Sofia tenta, inicialmente, esconder a gravidez de todos que a rodeiam - suas colegas que integram o projeto social dedicado ao esporte para minorias (com quem ela mantém uma amizade cheia de cumplicidade) e, principalmente, de sua treinadora, Sol (Grace Passô que, como de praxe, entrega tudo em qualquer tipo de papel, por mais minimalista que seja). Em relação ao seu pai - o apicultor João (Rômulo Braga) -, ela também evita o tema até o limite possível. Enquanto isso tenta encontrar uma solução, qualquer que seja, em um País que não costuma tratar situações do tipo como casos de saúde pública. Pautados pela ciência. Quando vai para a internet pesquisar sobre o assunto, Sofia tem extrema dificuldade para encontrar qualquer tipo de orientação no Google. "Estou grávida e não quero ter", digita no buscador, meio que em vão. Depois apela para "clínicas de aborto", sendo direcionada para o suposto hospital em que é atendida pelo médico que faz aquela chantagem macabra, que está no início dessa resenha. A coisa toda vira quase um filme de terror.

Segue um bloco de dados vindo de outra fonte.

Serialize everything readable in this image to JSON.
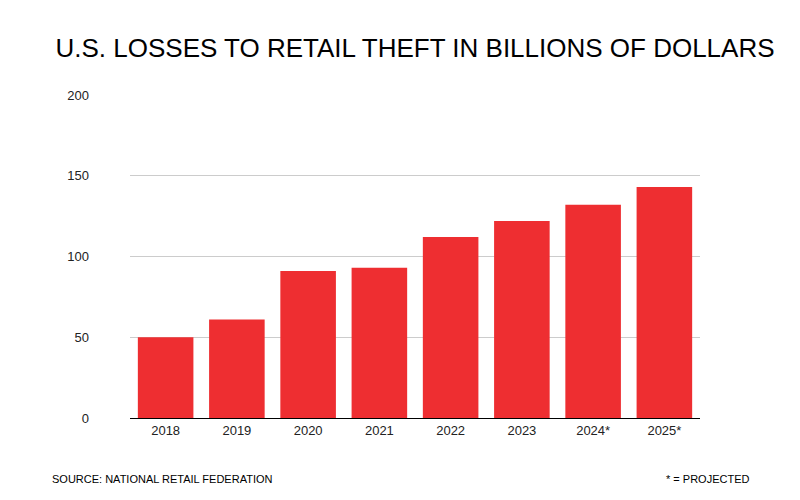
{
  "chart_data": {
    "type": "bar",
    "title": "U.S. LOSSES TO RETAIL THEFT IN BILLIONS OF DOLLARS",
    "categories": [
      "2018",
      "2019",
      "2020",
      "2021",
      "2022",
      "2023",
      "2024*",
      "2025*"
    ],
    "values": [
      50,
      61,
      91,
      93,
      112,
      122,
      132,
      143
    ],
    "color": "#ee2e31",
    "ylim": [
      0,
      200
    ],
    "yticks": [
      0,
      50,
      100,
      150,
      200
    ],
    "grid": true,
    "annotations": [
      "SOURCE: NATIONAL RETAIL FEDERATION",
      "* = PROJECTED"
    ]
  }
}
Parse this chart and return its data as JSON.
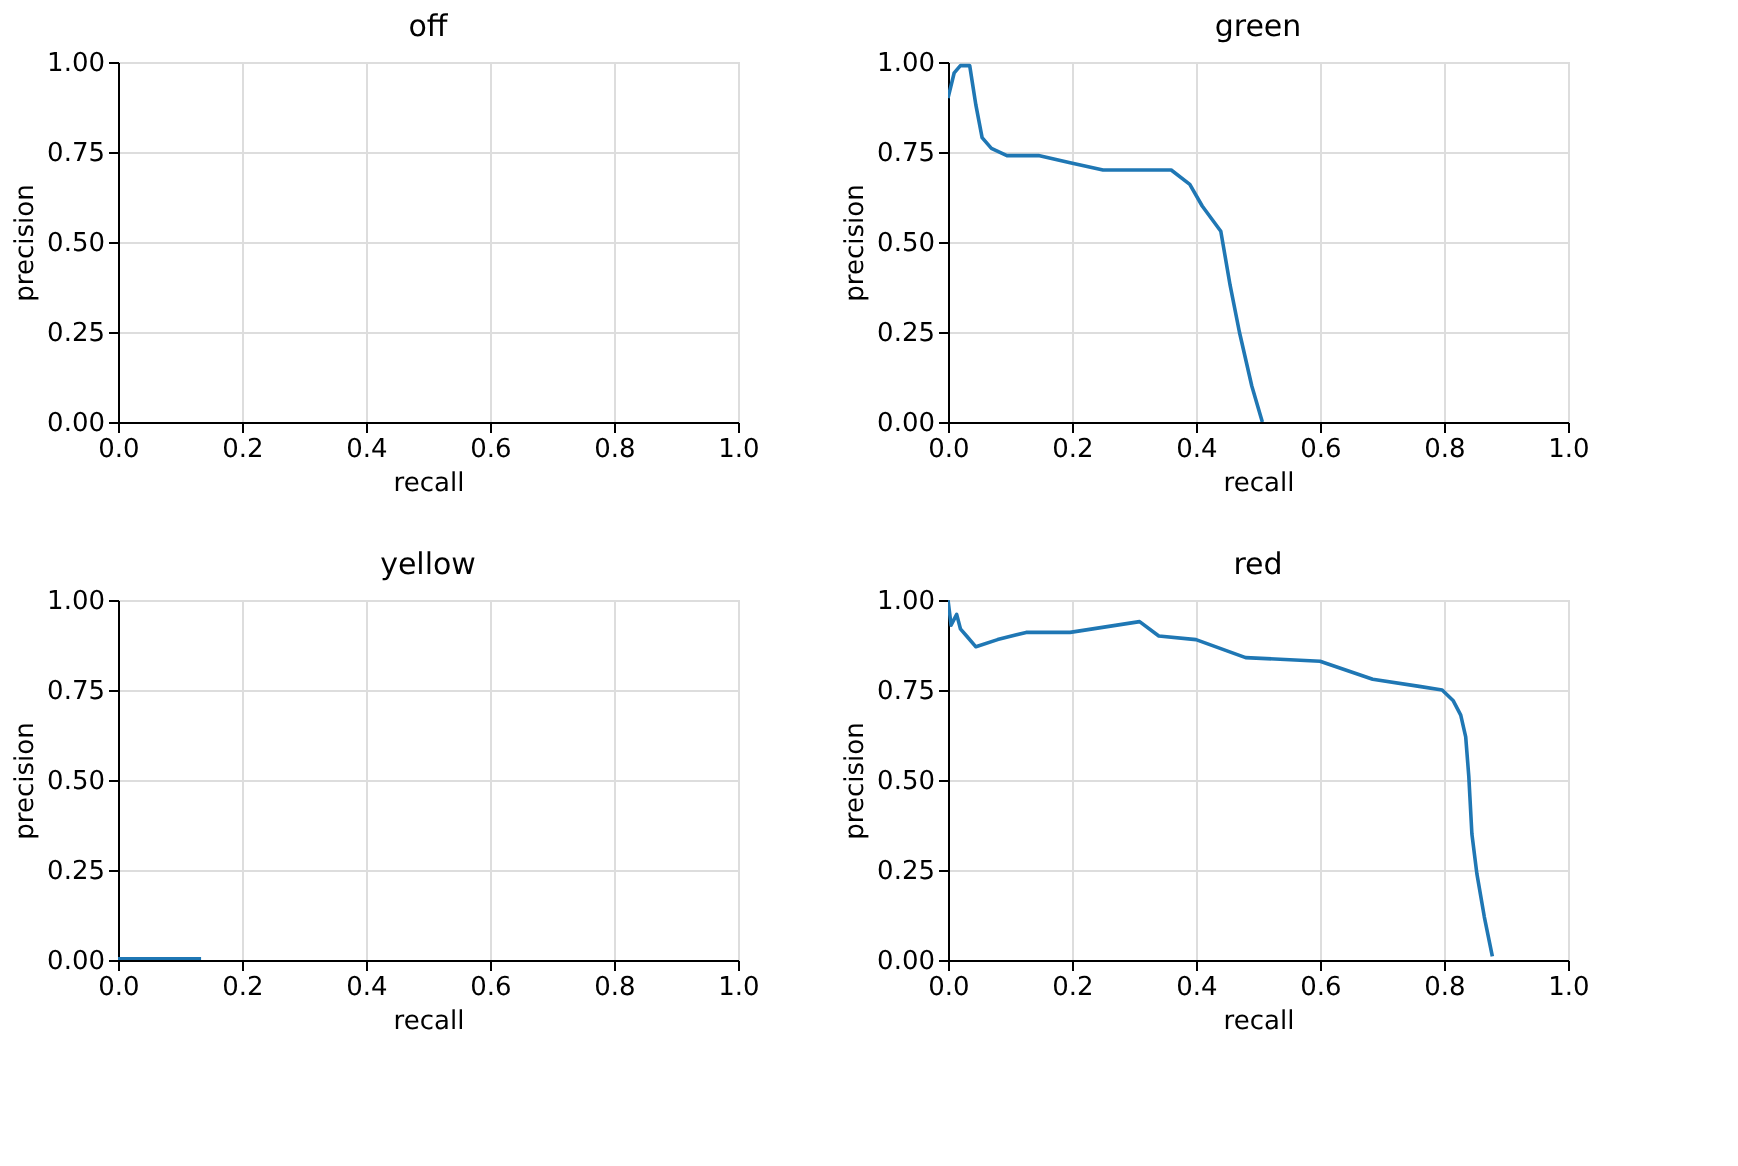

Equilibrando momentos mais sombrios, com instantes de uma leveza meio onírica, Lillah levanta a sua bandeira sem medo de evidenciar o fato de que, neste debate, ela tem lado. Um lado que, vamos combinar, já deveria, em outubro de 2024, estar mais do que consolidado: o de que a decisão a respeito do corpo da mulher deveria ser só da mulher (e não de um bando de idosos engravatados que criam suas leis não com a Constituição debaixo do braço, e sim com a Bíblia). Se aproximando do estilo intimista mas urbano de obras como Nunca Raramente Às Vezes Sempre (2020), a diretora evidencia esses contrastes entre a metrópole mais ou menos moderna - com suas estruturas de concreto, veículos e luzes neon -, mas que guarda cerca decadência que, metaforicamente, dialoga com as fraturas e os retrocessos do tecido social. Ao cabo, onde deveríamos evoluir, parece que, por vezes, nos atrasamos. "Deus é bom o tempo todo, o tempo todo Deus é bom", diz uma pichação irritante no concreto cinza. As meninas podem até ser livres para curtir a vida, dançar e sorrir ao som de Linn da Quebrada, Badsista, Irmãs de Pau e MC Carol. Mas inventa de engravidar e não ter o filho. A turma pró vida, se bobear, é capaz até de matar para que alguém nasça. Numa daquelas ironias mais brasileiras que o próprio Brasil. Filmaço.